In a typical business directory scam, the victim (often a small business or non-profit organization) will receive a call asking the recipient to “verify” or “confirm” information such as business address, business name, or fax number for a business directory listing. If the recipient of the call provides this information, the organization shortly receives an urgent “invoice” for the cost of the alleged directory listing. In some cases, a copy of the listing accompanies the invoice, which is often just a printout of an existing online business directory listing.

In many cases, the business receiving the invoice will simply pay the bill without questioning the charge. If the charge is questioned, scammer may threaten legal action or offer a “discount” to get the organization to pay up. In some cases, the scammer may even produce a recording of the original verification phone call as “proof” that the charge was authorized.

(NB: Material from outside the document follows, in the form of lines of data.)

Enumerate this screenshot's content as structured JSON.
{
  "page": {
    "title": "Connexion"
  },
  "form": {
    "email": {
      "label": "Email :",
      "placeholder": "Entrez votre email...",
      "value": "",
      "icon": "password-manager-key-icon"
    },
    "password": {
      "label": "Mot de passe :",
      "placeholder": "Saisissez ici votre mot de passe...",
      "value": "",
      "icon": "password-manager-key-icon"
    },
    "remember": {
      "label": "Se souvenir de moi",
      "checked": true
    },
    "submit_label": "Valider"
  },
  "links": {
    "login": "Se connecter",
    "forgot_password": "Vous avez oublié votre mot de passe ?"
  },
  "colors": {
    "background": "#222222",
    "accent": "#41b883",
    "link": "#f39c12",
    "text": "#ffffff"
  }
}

Examples of recent scams reported to our Fraud Center:

  • A consumer from Northern California recently contacted us about a directory ad scam she was caught up in. She received a $599.99 bill for an online directory listing for a defunct company she had owned. She was told that they would close the account and zero out the bill. However, she later started receiving collections despite her clear indication that her company that was out of business could not have placed online directory listing ads. Her alleged "bill" is now up above $750 and the harassing faxes have kept coming.
  • Another consumer from Santa Barbara, California described to us a similar online directory scam. After taping an assistant manager's alleged "authorization," the consumer's business received a $599 bill for online directory listings. The assistant manager had in fact received a call, but the scammer claimed it was simply to authorize the removal of an ad. After refusing to pay, the consumer has continued to receive harassing phone calls and faxes threatening to send the account to collections.

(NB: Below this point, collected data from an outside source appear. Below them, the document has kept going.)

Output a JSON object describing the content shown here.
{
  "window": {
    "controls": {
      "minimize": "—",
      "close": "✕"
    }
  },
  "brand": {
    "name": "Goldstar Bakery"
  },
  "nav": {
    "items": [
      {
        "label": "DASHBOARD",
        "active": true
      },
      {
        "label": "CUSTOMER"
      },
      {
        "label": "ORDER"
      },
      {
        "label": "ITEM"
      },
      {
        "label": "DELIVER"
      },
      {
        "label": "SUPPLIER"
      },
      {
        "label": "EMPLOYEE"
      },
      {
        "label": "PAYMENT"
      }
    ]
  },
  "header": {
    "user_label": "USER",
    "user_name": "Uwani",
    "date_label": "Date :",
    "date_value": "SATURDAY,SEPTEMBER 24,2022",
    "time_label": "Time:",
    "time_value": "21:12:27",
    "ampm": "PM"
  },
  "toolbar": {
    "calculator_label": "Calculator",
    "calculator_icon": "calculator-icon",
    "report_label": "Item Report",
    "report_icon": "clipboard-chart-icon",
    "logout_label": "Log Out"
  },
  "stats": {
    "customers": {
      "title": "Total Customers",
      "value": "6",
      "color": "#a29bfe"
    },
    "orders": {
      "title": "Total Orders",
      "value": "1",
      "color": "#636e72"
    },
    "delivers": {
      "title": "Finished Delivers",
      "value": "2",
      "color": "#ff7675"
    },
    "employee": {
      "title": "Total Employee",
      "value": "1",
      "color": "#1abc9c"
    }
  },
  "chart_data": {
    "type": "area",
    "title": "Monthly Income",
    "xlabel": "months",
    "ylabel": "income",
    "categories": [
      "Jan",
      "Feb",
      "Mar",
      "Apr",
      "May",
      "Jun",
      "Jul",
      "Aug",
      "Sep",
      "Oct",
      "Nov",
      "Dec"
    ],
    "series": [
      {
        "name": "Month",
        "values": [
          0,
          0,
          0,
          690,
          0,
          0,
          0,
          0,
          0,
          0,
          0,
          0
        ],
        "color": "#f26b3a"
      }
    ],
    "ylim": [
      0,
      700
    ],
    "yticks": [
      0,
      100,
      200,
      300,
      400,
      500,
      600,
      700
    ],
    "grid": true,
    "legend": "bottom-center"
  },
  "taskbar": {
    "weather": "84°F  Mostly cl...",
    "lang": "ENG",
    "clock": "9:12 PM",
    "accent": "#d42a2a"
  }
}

Business and non-profit organizations can take action to spot and avoid this scam, including:

  1. Train staff to spot this scam especially the “verification” phone calls, in staff meetings, on bulletin boards and email alerts. Special attention should be given to employees who answer phones for the organization or who have authority to write checks on behalf of the organization.
  2. Verify existing arrangements for business directory listings before paying invoices for such services. If you’re not sure you’ve ordered such a service, don’t pay the bill.
  3. Don’t be fooled by the “walking fingers” logo or the name “Yellow Pages,” as neither is trademarked or unique to any particular company.
  4. We wary of any invoice that arrives without a phone number or mailing address for the company allegedly billing for the listing service. Even if such information is on the invoice, check up on the business to ensure that it actually exists.
  5. Check with the local Better Business Bureau for the state where the business address is listed. Legitimate businesses should also be registered with their state, typically with the state’s Department of State or Corporation Commission.

Businesses or non-profit organizations that have been approached by this scam or fallen victim to it should be sure to report it to NCL’s Fraud Center at www.fraud.org. For more information on this scam, check out NCL’s fact sheet on bogus invoice scams.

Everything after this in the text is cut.